PARIS (AFP) — Trois des initiateurs du "Manifeste pour refonder l'université française" ont tenu mardi à "dissiper toute équivoque" en se démarquant de la ministre Valérie Pécresse, qui avait répondu à ce manifeste en estimant qu'il contenait des points de "convergence" avec sa politique.
"Dans Le Monde (daté) du 19 mai, Valérie Pécresse, ministre de l'Enseignement supérieur et de la Recherche, se réjouit de la convergence du manifeste pour la refondation de l'université avec sa propre politique", a déclaré à l'AFP le professeur Alain Caillé, en son nom et en ceux d'Olivier Beaud et de François Vatin.
"Personne n'est habilité à parler au nom des refondateurs mais, pour dissiper toute équivoque, comptant parmi les initiateurs de ce manifeste, nous croyons pouvoir dire au minimum qu'il n'aurait pas recueilli 3.500 signatures à ce jour si nos collègues s'étaient aperçu de telles convergences", a-t-il ajouté.
"Il est maintenant indispensable de laisser s'organiser ceux qui essaient de structurer un débat au sein de la communauté universitaire et de laisser à ce débat le temps de se déployer pour définir une réforme consensuelle qui redonne à l'université tout son dynamisme, au lieu de la diviser et de l'affaiblir", a-t-il conclu.

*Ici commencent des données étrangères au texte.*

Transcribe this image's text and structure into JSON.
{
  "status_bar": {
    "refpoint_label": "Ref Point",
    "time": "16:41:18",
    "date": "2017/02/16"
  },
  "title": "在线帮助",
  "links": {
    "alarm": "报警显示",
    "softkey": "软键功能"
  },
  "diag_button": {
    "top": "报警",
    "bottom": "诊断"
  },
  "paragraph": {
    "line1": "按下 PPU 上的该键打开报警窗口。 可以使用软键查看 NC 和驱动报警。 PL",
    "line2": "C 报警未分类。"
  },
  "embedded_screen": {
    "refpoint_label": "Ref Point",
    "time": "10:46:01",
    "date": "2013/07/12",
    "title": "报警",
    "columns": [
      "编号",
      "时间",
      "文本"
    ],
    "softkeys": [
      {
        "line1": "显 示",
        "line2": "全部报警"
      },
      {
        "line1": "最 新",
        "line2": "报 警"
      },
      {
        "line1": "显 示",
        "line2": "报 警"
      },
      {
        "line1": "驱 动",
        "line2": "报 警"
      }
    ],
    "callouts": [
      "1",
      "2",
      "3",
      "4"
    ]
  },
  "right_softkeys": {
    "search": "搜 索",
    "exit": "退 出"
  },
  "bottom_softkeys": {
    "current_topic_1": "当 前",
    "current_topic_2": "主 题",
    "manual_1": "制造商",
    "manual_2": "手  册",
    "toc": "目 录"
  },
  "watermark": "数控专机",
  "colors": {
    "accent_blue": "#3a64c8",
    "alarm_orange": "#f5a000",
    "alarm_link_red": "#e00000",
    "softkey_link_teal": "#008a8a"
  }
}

Olivier Beaud est professeur de droit à Paris-II Assas, Alain Caillé et François Vatin sont professeurs de sociologie à l'université Paris-X Nanterre.
M. Caillé est en outre directeur de La Revue du Mauss, qui a impulsé le manifeste, consultable à l'adresse http://petitions.alter.eu.org/refonder.

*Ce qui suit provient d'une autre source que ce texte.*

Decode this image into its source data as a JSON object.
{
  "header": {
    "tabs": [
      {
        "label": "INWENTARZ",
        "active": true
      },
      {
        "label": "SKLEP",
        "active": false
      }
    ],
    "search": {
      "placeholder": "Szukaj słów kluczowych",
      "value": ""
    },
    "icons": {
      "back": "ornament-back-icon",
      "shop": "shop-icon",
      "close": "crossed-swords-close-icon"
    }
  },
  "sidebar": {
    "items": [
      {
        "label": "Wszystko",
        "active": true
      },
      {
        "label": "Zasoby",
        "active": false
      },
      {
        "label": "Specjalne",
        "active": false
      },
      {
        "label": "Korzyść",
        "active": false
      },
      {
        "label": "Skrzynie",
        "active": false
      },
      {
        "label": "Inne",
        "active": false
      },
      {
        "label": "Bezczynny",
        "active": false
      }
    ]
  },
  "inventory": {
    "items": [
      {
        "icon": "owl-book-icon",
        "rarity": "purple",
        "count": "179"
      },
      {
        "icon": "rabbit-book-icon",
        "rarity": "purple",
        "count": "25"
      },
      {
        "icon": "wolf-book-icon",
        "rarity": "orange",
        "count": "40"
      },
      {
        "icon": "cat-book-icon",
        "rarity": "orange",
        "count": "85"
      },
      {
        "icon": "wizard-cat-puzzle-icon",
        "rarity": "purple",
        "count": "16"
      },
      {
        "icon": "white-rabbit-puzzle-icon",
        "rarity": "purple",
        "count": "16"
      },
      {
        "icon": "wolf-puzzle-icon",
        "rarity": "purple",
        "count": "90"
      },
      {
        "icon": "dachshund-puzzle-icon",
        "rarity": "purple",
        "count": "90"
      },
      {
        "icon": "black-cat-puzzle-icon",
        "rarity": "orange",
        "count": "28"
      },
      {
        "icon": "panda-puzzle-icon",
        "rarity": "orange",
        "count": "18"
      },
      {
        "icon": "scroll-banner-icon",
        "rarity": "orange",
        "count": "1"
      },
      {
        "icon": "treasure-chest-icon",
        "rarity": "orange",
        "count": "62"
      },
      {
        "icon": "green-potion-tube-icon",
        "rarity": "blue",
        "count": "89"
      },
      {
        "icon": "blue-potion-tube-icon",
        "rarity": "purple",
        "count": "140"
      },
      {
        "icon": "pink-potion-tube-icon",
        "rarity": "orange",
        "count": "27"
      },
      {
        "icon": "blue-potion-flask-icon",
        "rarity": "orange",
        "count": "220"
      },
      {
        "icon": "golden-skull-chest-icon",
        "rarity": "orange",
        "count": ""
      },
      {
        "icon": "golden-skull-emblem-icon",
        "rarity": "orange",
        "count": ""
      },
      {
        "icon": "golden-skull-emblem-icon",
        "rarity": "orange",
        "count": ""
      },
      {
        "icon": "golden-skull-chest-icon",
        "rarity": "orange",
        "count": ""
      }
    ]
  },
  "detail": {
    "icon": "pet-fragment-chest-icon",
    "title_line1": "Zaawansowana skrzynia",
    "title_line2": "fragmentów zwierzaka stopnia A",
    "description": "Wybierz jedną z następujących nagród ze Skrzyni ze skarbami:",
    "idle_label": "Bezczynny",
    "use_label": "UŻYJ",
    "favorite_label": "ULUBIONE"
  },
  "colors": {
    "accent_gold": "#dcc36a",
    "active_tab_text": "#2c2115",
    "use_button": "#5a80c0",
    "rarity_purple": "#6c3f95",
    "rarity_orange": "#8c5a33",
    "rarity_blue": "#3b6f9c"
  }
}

Outre ces trois professeurs, figurent parmi les 29 premiers signataires le philosophe Marcel Gauchet, le juriste Guy Carcassonne, le sociologue François Dubet, le philosophe Bruno Karsenti ou le mathématicien Jean-Pierre Demailly.
Lundi après-midi dans Le Monde, Mme Pécresse a écrit qu'elle était "frappée par la convergence" entre des idées du manifeste et celles qu'elle défend, rappelant les "moyens inédits" accordés par Nicolas Sarkozy à l'université.